When Marvin, Elmer’s brother, arrived, he explained that the job isn’t as simple as Elmer might have thought. Apparently, our tub is a “custom order,” meaning it’s not a standard size. (It’s tiny, really, from the sound of it, which is I guess why it looks to me more like a large salad bowl than like something I can really fit into, sitting down.) So Home Depot is unlikely to have the right size of insert on hand and it would have to be ordered specially. This can take up to ten business days. That puts us in the beginning of move week. He told me he would check at Home Depot later that night and let me know. If the tub insert isn’t available, maybe we could do tile, he said, and – while warning me that it would be expensive – quoted me a rough estimate that was $200 less than what Elmer had quoted me for the insert.

And, of course, he never did call back. I’ll call him during the day today, but I am starting to panic a little about getting this done. I think it may be worth just going and asking Home Depot to do it; they have a stable of contractors and can no doubt do something like this in a pretty timely manner.

But who are these people? Why don’t people just do what they say they are going to do? If they can’t do it, why don’t they just say so? What is so hard about that?

To deal with my feelings of frustration and anger, I sanded and painted the dining-room and kitchen windows. The thinner and paint fumes wafted soothingly through the room, and soon I was able to see something other than the color red….

At the end of the evening, just before turning in, I switched on the television. I was just in time to see the Armorall commercial in which all of the runty suburban men are basically salivating at the sight of cars that are glistening from Armorall treatments, including one man, standing in his garage, who is so unable to take his eyes off of his sports car in the driveway that, as the garage door goes down, he assumes a pushup position on the ground to keep the car in sight a little longer. Or was it the missionary position?

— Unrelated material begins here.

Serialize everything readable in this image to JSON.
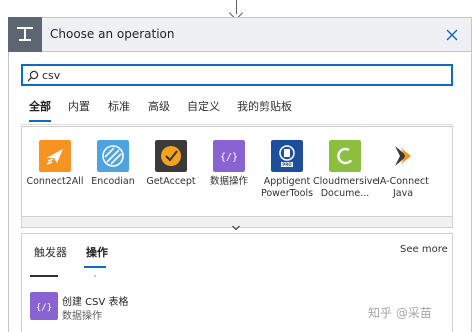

Meanwhile, on So You Think You Can Dance, a panting dance team was being congratulated by the host, who explained to the viewers what number to call in if we wanted to vote for this particular couple. “Phone lines will be open for at least two hours after the show,” she said, which sounded kind of fishy to me. Shouldn’t it really be a more definite, set amount of time? I mean, for appearances and all? How will the voting have any legitimacy with this loosey-goosey approach? That’s no way to run an election.



FN 1: I rethought the whole prospect of lying about Zuzu after doing some research with the woman who will be managing our rental property. “What happens if a tenant lies about having a pet?” I asked her, casually. “The way our leases are written, if a tenant brings in a pet without written permission then the lease could be voided due to a breach in terms. Sixty day notice can be given and damages sued for in court.” “Okay, good to know,” I told her. “That’s the way to do it: don’t take any guff from these scum.” Inwardly, I immediately decided that I didn’t want to be in the position of having lied about having a pet to get a rental. I take a sort of “fail-safe” approach, when it comes to all the bad things I can imagine happening. There are people who like to think positively, i.e., think that things will always turn out okay (another word for these people is “fools”), but I prefer to have my bases covered for when they do not, in fact, turn out okay. Leaving myself open to having my lease voided is not what I like to think of as “having my bases covered.”